If I recall correctly, for Julia it is now possible to use the Red GUI. How about using something like that for r3 :clown_face:. Downside it would only work on supported platforms.

Presumably the documentation for Red GUI is good enough for you to try and do this?

One part of the question is not if it is possible, but if it adds something, is it wanted, or would it be a waste of time and time better spent on some other initiative to provide GUI.

If you do it, I'll use it!

Yeah nah. Nenad likely has even less of an entrepreneurial mind than Carl Sassenrath.

It is going on nine years with Red and Nenad has yet to get to 1.0. Heck, he has yet to get to 0.7. He still hasn't done ports and the full set of protocols. As well, there is no Red for Linux to speak of.

At least Carl had a full op GUI for the major OS platforms in a scant five years. Oh and Carl conceived of the whole thing. All Nenad has done is copy someone else's work.

Oh and did I mention Nenad is French? When have you ever met an entrepreneurial Frenchman, ever? Frenchmen go to their government for subsidies.

A true entrepreneur would have taken the open source REBOL 3 code, stylized as R3 and fixed up anything that needed fixing.

Much has happened since Nenad started his project:

  • Decentralized Computing has taken off - block chain, federation
  • AI and analytics, which has brought R to the fore and even Matlab along with newer langs like Julia
  • IoT filled with http servers and Lua along with the usual suspects (C, C++, Java)
  • The majors (Google, Apple, Moz Foundation) putting out Swift, GO, Rust
  • node.js, which is a jailbreak of Javascript from the browser and which has recreated REBOL, albeit clumsily using json as the "REBOL data part" and Javascript as the "REBOL code part"

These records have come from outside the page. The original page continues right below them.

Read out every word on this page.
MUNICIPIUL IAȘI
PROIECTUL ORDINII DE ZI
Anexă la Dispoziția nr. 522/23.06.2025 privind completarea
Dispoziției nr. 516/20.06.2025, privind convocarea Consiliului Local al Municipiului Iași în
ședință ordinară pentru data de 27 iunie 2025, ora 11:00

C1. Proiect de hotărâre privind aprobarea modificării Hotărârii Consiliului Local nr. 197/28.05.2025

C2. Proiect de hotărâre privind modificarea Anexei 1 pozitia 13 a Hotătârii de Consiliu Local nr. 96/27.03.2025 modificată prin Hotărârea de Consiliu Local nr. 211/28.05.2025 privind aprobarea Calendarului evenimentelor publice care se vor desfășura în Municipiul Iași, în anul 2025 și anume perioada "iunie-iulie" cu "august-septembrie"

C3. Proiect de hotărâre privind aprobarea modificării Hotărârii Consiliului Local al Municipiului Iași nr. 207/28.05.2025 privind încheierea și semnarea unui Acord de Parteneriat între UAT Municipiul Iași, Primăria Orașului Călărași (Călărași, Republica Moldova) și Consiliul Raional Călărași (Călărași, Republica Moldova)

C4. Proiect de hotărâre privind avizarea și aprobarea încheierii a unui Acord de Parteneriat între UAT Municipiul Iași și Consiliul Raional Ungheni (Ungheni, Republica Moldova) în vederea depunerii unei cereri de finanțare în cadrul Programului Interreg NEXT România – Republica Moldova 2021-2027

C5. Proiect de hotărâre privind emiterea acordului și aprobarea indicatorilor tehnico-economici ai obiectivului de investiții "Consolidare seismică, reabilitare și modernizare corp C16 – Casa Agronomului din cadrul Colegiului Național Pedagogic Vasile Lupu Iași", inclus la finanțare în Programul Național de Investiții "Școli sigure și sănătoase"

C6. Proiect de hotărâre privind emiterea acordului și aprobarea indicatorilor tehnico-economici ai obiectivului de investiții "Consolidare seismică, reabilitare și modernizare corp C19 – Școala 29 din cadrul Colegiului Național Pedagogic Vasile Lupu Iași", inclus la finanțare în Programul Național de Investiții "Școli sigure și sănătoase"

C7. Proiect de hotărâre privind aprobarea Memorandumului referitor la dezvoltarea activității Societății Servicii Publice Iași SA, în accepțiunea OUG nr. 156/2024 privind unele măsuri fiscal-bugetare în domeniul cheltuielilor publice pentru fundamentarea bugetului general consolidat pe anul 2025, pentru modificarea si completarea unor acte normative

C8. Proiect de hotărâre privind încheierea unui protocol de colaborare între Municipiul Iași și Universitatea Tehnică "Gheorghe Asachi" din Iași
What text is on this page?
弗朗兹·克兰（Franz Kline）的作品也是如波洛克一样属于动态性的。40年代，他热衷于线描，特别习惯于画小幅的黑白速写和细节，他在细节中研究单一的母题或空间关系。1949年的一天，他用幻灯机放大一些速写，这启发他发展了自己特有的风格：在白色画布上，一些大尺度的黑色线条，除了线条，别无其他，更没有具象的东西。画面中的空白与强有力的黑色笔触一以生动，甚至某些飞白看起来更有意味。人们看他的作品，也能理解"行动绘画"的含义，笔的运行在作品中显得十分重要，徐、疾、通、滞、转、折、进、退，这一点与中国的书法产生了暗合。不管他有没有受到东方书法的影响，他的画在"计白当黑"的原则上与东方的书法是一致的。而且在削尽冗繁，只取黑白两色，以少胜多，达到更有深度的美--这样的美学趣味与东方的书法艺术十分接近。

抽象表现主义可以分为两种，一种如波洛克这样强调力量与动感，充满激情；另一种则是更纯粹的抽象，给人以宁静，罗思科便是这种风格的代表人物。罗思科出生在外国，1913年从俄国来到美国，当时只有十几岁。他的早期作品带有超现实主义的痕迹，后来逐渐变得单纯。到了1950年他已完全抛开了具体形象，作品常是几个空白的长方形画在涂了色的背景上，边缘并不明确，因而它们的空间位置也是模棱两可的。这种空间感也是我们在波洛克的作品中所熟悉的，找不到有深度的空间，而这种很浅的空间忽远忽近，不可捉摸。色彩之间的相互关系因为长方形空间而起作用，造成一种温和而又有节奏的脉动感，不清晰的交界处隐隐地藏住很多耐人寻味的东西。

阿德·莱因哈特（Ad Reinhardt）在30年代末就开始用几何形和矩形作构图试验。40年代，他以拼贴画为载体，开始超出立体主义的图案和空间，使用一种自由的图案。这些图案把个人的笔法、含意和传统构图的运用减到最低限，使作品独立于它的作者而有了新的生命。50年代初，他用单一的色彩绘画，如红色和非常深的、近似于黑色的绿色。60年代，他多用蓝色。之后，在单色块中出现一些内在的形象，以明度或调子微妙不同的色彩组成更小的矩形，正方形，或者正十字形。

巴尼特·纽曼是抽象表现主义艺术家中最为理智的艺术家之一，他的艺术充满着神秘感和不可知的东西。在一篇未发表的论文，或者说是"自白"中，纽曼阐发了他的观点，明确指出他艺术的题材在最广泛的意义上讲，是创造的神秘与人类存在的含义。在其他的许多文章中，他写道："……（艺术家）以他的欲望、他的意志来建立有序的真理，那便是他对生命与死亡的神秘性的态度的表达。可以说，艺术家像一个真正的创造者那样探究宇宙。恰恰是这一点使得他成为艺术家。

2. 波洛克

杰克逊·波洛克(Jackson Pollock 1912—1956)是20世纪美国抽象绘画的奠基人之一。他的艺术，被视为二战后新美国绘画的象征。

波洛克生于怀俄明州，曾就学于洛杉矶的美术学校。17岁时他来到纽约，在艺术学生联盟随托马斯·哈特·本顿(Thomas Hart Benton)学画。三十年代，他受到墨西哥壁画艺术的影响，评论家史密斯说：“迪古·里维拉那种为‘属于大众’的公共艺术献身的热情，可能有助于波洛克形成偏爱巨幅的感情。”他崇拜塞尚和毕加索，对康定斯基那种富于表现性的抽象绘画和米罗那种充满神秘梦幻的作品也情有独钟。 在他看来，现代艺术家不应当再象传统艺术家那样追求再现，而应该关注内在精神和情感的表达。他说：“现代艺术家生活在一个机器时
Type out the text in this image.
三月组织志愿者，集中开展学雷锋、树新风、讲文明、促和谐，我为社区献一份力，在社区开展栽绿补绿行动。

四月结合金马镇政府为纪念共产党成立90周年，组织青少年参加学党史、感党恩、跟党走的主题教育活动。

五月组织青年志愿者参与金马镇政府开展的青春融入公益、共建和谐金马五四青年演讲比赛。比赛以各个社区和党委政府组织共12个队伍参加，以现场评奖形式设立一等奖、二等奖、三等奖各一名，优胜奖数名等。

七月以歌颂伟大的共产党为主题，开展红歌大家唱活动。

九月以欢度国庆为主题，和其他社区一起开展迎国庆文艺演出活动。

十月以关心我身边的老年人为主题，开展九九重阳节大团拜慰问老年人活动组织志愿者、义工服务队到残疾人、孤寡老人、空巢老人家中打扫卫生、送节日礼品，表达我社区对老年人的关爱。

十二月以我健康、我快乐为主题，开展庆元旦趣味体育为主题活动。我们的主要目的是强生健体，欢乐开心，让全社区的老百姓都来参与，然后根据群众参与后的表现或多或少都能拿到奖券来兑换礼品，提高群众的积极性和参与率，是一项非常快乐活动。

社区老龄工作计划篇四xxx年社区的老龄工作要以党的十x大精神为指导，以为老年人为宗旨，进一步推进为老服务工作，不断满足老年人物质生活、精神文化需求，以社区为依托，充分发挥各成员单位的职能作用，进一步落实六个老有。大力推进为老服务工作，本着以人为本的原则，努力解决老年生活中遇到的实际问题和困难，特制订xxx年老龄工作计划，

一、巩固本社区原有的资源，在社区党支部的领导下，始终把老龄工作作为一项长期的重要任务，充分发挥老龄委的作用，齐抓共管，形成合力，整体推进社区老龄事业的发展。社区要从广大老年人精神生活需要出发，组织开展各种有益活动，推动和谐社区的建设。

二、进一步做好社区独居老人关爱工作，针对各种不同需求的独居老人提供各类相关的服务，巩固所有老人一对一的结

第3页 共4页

Each day that goes by, Python and node.js Javascript become further entrenched. Red falls further behind.

Nenad seems to have suckered people, likely the Chinese, hence the name Red, to toss him $500,000, but he has not delivered much in nine years. The guy seems to be the furthest one can get from being an entrepreneur.

If only Carl Sassenrath would come back to the scene and come out with REBOL 4 by fixing the errors of design in R3 and making it so it can be embedded.

So what do you think the Red coin was if not entrepreneurial? Perhaps they made enough money from that they've retired now?